Despite his natural ease with the light-weight weapon, the 34-year-old Kiowa Warrior pilot only received his M4 a few weeks before deploying here in early November. Traditionally, Army helicopter pilots fly into battle with an M9 9mm pistol secured in a shoulder holster.

Pilots of the 3rd Squadron, 17th U.S. Cavalry, however, abandoned that tradition recently when guerilla forces in Iraq began knocking helicopters out of the sky.

The 3rd Squadron, which is part of the 10th Mountain Division (Light Infantry), has been assigned to the 3rd Brigade, 2nd Infantry Division (SBCT) to provide aviation support to the Army’s first Stryker brigade during its yearlong deployment in Iraq. The brigade issued pilots M4s to carry alongside their M9s, so they would have more firepower if they get shot down over Iraq.

“I’ve never carried a rifle in the cockpit,” said McNamara who commands the Diamondbacks of C Troop, 1st Battalion, 10th Aviation. “I was a little like, ‘what’s that thing going to do for me?’” he said.

His view changed, though, after seeing how effective the compact carbine can be during training to fight with the M4 in close quarters as well as using it to shoot out of a helicopter from a hover position.

“I think it’s one of the best things that have come out,” he said.

Flying with more personal firepower is one of the ways the cavalry unit is preparing for the growing threat awaiting helicopter pilots in Iraq, where 39 soldiers died in aviation incidents in November, the deadliest month since combat operations were declared over May 1.

Helicopters are “the new target,” said CW2 Tad Stuart, a Kiowa pilot for C Troop, 3-17, the unit known as Crazy Horse. “They’re like ‘if somebody can do it, I can do it.’ The enemy is developing their skills.”

A coalition spokesman said that allowing added fire in the cockpit was a decision left to individual unit commanders rather than a theater-wide directive.

The Stryker brigade is slated to enter Iraq sometime in the next few weeks.

Most of 3-17’s aviation mission will involve scouting areas for enemy activity and relaying information back to the Stryker brigade, said Maj. Andy Kaufmann, operations officer for the cavalry squadron. The unit also will provide convoy security and logistics support as needed, Kaufmann said.
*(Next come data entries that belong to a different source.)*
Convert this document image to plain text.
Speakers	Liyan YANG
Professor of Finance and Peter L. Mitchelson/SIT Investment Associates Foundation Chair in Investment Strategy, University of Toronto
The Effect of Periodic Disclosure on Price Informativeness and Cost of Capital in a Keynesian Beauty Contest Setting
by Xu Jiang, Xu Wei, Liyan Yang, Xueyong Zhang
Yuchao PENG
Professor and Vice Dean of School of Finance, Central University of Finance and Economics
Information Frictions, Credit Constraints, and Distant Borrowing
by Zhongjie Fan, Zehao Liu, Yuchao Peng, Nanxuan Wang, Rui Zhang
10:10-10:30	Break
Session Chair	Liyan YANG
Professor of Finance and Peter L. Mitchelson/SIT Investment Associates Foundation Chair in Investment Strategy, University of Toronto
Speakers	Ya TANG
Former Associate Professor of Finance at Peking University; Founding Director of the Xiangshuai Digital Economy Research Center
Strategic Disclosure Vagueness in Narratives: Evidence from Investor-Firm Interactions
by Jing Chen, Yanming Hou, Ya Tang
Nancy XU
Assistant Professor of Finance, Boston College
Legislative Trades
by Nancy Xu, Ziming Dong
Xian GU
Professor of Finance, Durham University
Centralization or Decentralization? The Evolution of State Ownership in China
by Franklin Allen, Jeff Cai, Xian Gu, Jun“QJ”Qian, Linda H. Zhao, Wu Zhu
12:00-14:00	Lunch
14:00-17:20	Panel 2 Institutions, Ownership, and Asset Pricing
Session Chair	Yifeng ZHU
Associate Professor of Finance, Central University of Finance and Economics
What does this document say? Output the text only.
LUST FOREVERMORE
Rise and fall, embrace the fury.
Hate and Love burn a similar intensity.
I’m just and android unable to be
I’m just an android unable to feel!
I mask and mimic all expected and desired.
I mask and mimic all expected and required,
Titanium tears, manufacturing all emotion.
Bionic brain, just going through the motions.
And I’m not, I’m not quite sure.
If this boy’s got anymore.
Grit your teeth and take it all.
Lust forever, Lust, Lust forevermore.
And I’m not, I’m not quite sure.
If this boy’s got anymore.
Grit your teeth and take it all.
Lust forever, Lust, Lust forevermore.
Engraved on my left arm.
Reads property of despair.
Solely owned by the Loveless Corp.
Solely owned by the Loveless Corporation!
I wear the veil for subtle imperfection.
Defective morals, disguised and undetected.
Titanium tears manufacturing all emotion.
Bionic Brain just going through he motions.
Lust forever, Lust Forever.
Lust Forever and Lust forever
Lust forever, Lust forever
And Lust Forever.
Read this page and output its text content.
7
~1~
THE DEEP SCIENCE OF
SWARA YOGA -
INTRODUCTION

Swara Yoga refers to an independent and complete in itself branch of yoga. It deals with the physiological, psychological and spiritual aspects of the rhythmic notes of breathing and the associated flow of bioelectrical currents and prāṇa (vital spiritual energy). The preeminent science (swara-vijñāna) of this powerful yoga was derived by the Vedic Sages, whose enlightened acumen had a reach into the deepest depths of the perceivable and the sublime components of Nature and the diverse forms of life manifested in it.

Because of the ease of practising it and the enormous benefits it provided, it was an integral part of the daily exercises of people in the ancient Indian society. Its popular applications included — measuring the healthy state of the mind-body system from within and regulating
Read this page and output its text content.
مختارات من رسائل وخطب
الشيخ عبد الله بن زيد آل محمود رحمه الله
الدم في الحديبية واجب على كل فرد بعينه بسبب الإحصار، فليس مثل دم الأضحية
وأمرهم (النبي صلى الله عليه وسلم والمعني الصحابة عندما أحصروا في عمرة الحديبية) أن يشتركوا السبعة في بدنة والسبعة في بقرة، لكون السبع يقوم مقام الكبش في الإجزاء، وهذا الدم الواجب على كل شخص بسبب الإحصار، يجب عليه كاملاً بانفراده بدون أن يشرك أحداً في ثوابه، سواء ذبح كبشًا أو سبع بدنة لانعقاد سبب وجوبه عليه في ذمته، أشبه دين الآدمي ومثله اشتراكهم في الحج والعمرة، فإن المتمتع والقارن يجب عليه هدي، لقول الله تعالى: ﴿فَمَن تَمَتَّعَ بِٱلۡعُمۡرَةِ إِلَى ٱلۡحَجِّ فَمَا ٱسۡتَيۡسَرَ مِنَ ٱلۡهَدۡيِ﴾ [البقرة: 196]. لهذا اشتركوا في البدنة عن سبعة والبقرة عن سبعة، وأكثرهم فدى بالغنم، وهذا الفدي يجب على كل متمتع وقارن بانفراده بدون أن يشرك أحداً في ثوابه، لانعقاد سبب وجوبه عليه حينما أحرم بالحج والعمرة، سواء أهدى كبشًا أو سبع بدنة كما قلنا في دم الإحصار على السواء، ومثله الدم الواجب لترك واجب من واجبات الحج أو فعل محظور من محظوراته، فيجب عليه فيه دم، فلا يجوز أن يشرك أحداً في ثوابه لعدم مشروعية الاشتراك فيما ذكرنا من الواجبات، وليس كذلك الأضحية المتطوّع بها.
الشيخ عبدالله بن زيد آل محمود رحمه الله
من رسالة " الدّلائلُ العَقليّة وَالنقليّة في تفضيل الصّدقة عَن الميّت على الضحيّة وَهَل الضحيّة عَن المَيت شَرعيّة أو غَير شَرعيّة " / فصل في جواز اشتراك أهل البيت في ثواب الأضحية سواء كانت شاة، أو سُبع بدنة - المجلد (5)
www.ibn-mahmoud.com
To prepare the pilots for this, unit leaders have been in constant contact with other aviation units operating in Iraq and have placed an emphasis on staying one step ahead of the enemy’s tactics.

“We are going to be impossible to predict,” McNamara said.

Despite McNamara’s positive outlook, he and other seasoned warriors in the unit know that they won’t be able to completely avoid dangerous flying conditions.

“What we have done mostly is train for the inevitable — somebody is going to get shot at,” McNamara said. “It’s going to happen. To believe that it’s not is naïve.”

He and other leaders also have spent time with younger soldiers to help them deal with the fear that comes with serving in a high-threat region like Iraq.

“We talk about it a lot, actually,” he said. “There is always the uncertainty that weighs heavy on their minds.”

Command Sgt. Major John Wayne Troxell also has done his share of reassuring soldiers of 3-17.

“When you talk to soldiers about fear, they feel better about it,” said Troxell, who parachuted into Panama during Operation Just Cause in 1989 with the 82nd Airborne Division. “That’s my job — to let my soldiers know it’s OK to be afraid and to help them channel that into adrenaline on the battlefield.”

In spite of that fear, Troxell said many of the cavalry unit’s soldiers welcome the chance to do something besides sit at home at the sacrifice of others.

“It doesn’t mean they are any less scared, but they are fired up and ready to go,” he said.